Generation Mix and CO2 Emissions
The graph below illustrates the effect of higher CO2 prices on the optimal electricity mix and CO2 emissions intensity. Hydrogen demand is set to 400 TWh/year in all cases.
Clearly, higher CO2 prices substantially reduce the CO2 emissions in the Green H2 cases by displacing unabated natural gas-fired power generation with wind and solar.
In the Blue H2 scenarios, an increase in CO2 price from 50 to 100 €/ton had a large effect by incentivizing CCS in the power sector. Beyond this point, further increases in CO2 price have only a small effect because CO2 emissions are already very low at €100/ton. Most notably, higher CO2 prices incentivize more GSR and VRE in the AllTech scenario.
Cost Breakdown
As shown below, the reduction in CO2 emissions in the Green H2 scenarios comes at a cost. Given their generally lower emissions, the cost of the Blue H2 scenarios is less sensitive to increased CO2 prices.
In the NoCCS scenario, €200/ton is enough to allow the system to transition to using electrolyzers instead of NGCC plants as the primary mechanism for balancing VRE. This is reflected in the considerable reduction in "Unabated" power production costs and the increase in "Other" costs when the CO2 price is increased from 150 to 200 €/ton. Other costs increase sharply because this strategy requires large transmission network overbuilds to transmit VRE peaks to electrolyzers.
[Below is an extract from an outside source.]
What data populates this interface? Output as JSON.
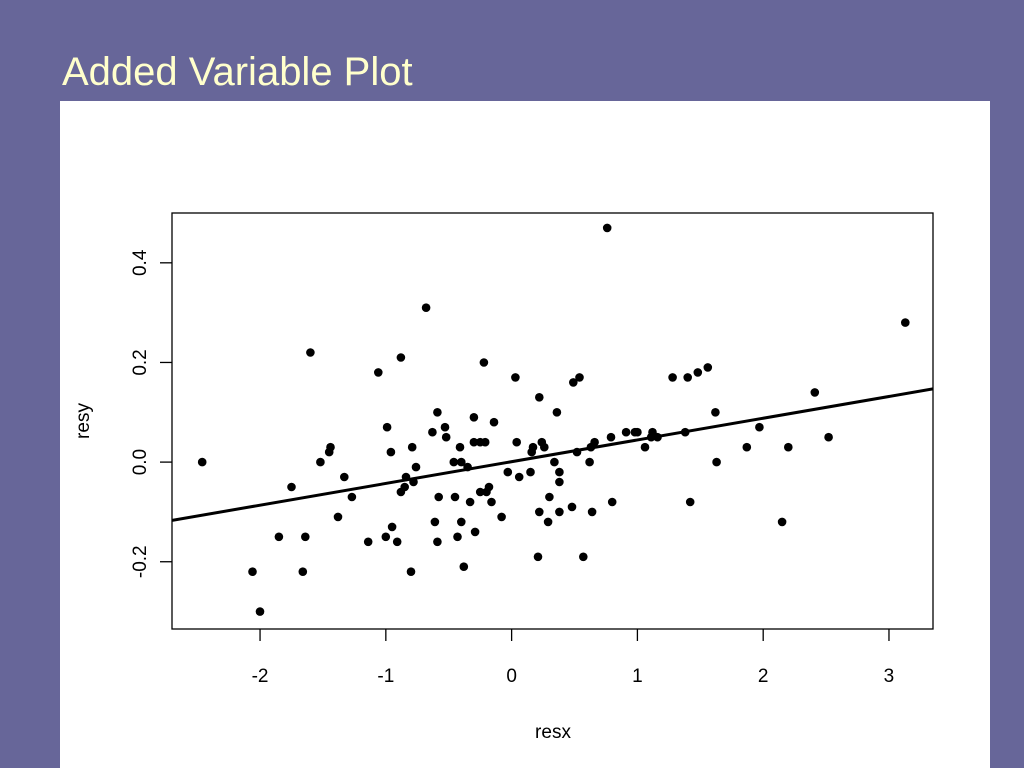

The CoLoc scenario shows a smoother trend. Here, increased CO2 prices also incentivize more VRE balancing via electrolysis instead of NGCC power plants. This also results in a steady increase in "Other" costs due to the lower utilization rate of electrolyzers, H2 transmission pipelines, and H2 storage infrastructure when handling increasingly pronounced peaks of intermittent hydrogen production.
This scenario is also highly dependent on the availability of cheap salt cavern hydrogen storage close to the co-located wind and electrolyzer capacity. Such capacity is scarce around Europe, and its exploitation could face considerable public resistance. If more expensive tank storage must be used, system costs increase to the level of the NoCCS scenario, and 40% of hydrogen demand must be imported.
Only minor effects are observed in the Blue H2 scenarios, mainly the aforementioned transition from unabated power plants to CCS power plants when the CO2 price is increased from 50 to 100 €/ton.
Conclusions
The main conclusion from this study is that, although hydrogen can be used to integrate higher shares of wind and solar, this strategy brings considerable costs due to capital under-utilization.
- When electrolyzers are co-located with demand, expensive transmission network expansions are required to transmit wind and solar production peaks to electrolyzers.
- When electrolyzers are co-located with wind power, the low utilization of electrolyzers and the large hydrogen transmission and storage capacity required to handle intermittent hydrogen fluxes inflate system costs.
- When conventional CCS power plants are deployed, the model chooses to operate these plants under baseload conditions to maximize the utilization of expensive CCS infrastructure, limiting VRE deployment.
- Flexible power and hydrogen production from GSR can integrate more wind and solar, but the associated intermittent hydrogen production increases hydrogen transmission and storage costs, reducing the positive impact of this novel process.
Such a whole-system perspective is critical for optimizing the rollout of the energy transition. Given the high level of technology interdependence involved in such integrated electricity-hydrogen systems, careful planning is required to minimize costs and complexity. Blue hydrogen has an important role to play in this regard and should not be dismissed from the policy agenda.